Although I do agree with Bob that a look to see the condition of pistons and cylinder walls should be done, let me caution you that once you start to address one section of the engine, you will be drawn to all others. If your cylinders are not scored, do you not check for roundness and replace the rings? If you put new rings in, should you not replace the rod bearing at the same time? The point is you either decide to rebuild the engine or don’t and a good rebuild will not be cheap or simplistic.
However, that being said, you can address specific isolatable sections of the engine for specific conditions. The valve train can be isolated and addressed for excessive oil leaks, the timing chain and tensioner for being stretched, and the installation of a rear oil seal can be performed without entering into a full rebuild. But, don’t expect limiting yourself to stay behind the line will be easy, especially with your Vision of your total redo in your mind.

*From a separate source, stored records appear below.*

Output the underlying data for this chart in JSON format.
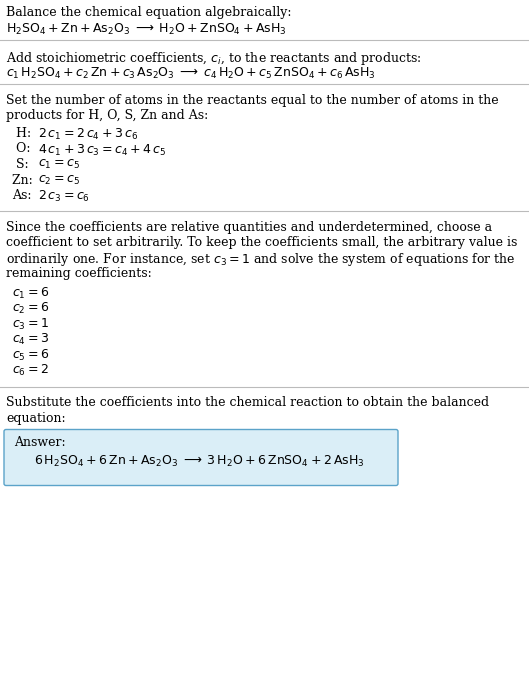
{
  "bg_color": "#ffffff",
  "text_color": "#000000",
  "answer_box_color": "#daeef7",
  "answer_box_edge": "#5ba3c9",
  "figsize": [
    5.29,
    6.87
  ],
  "dpi": 100,
  "section1_title": "Balance the chemical equation algebraically:",
  "section1_eq": "$\\mathrm{H_2SO_4 + Zn + As_2O_3 \\;\\longrightarrow\\; H_2O + ZnSO_4 + AsH_3}$",
  "section2_title": "Add stoichiometric coefficients, $c_i$, to the reactants and products:",
  "section2_eq": "$c_1\\,\\mathrm{H_2SO_4} + c_2\\,\\mathrm{Zn} + c_3\\,\\mathrm{As_2O_3} \\;\\longrightarrow\\; c_4\\,\\mathrm{H_2O} + c_5\\,\\mathrm{ZnSO_4} + c_6\\,\\mathrm{AsH_3}$",
  "section3_title_line1": "Set the number of atoms in the reactants equal to the number of atoms in the",
  "section3_title_line2": "products for H, O, S, Zn and As:",
  "section3_lines": [
    [
      " H: ",
      "$2\\,c_1 = 2\\,c_4 + 3\\,c_6$"
    ],
    [
      " O: ",
      "$4\\,c_1 + 3\\,c_3 = c_4 + 4\\,c_5$"
    ],
    [
      " S: ",
      "$c_1 = c_5$"
    ],
    [
      "Zn: ",
      "$c_2 = c_5$"
    ],
    [
      "As: ",
      "$2\\,c_3 = c_6$"
    ]
  ],
  "section4_title_lines": [
    "Since the coefficients are relative quantities and underdetermined, choose a",
    "coefficient to set arbitrarily. To keep the coefficients small, the arbitrary value is",
    "ordinarily one. For instance, set $c_3 = 1$ and solve the system of equations for the",
    "remaining coefficients:"
  ],
  "section4_lines": [
    "$c_1 = 6$",
    "$c_2 = 6$",
    "$c_3 = 1$",
    "$c_4 = 3$",
    "$c_5 = 6$",
    "$c_6 = 2$"
  ],
  "section5_title_line1": "Substitute the coefficients into the chemical reaction to obtain the balanced",
  "section5_title_line2": "equation:",
  "answer_label": "Answer:",
  "answer_eq": "$6\\,\\mathrm{H_2SO_4} + 6\\,\\mathrm{Zn} + \\mathrm{As_2O_3} \\;\\longrightarrow\\; 3\\,\\mathrm{H_2O} + 6\\,\\mathrm{ZnSO_4} + 2\\,\\mathrm{AsH_3}$"
}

Since your compression numbers seem respectable and with no presented issues on your 1000Km road trip, it sounds to me that your base-line issue comes down to available funds. If you have the available funds at this time then a full rebuild is both reasonable and opportunistic with the engine already coming out of the car. Without excess funds, then addressing the obvious components is reasonable. These engines have, and will, last quite long and I presume you will not be using your car to commute 100 miles one way to work each day.
Either way you decide, I suggest you develop a cost projection for a full engine rebuild that includes both replacement parts and services. This exercise will give you a clear cost and time estimate, including trade-offs and recommendations, and allow you to put clarity to a real decision.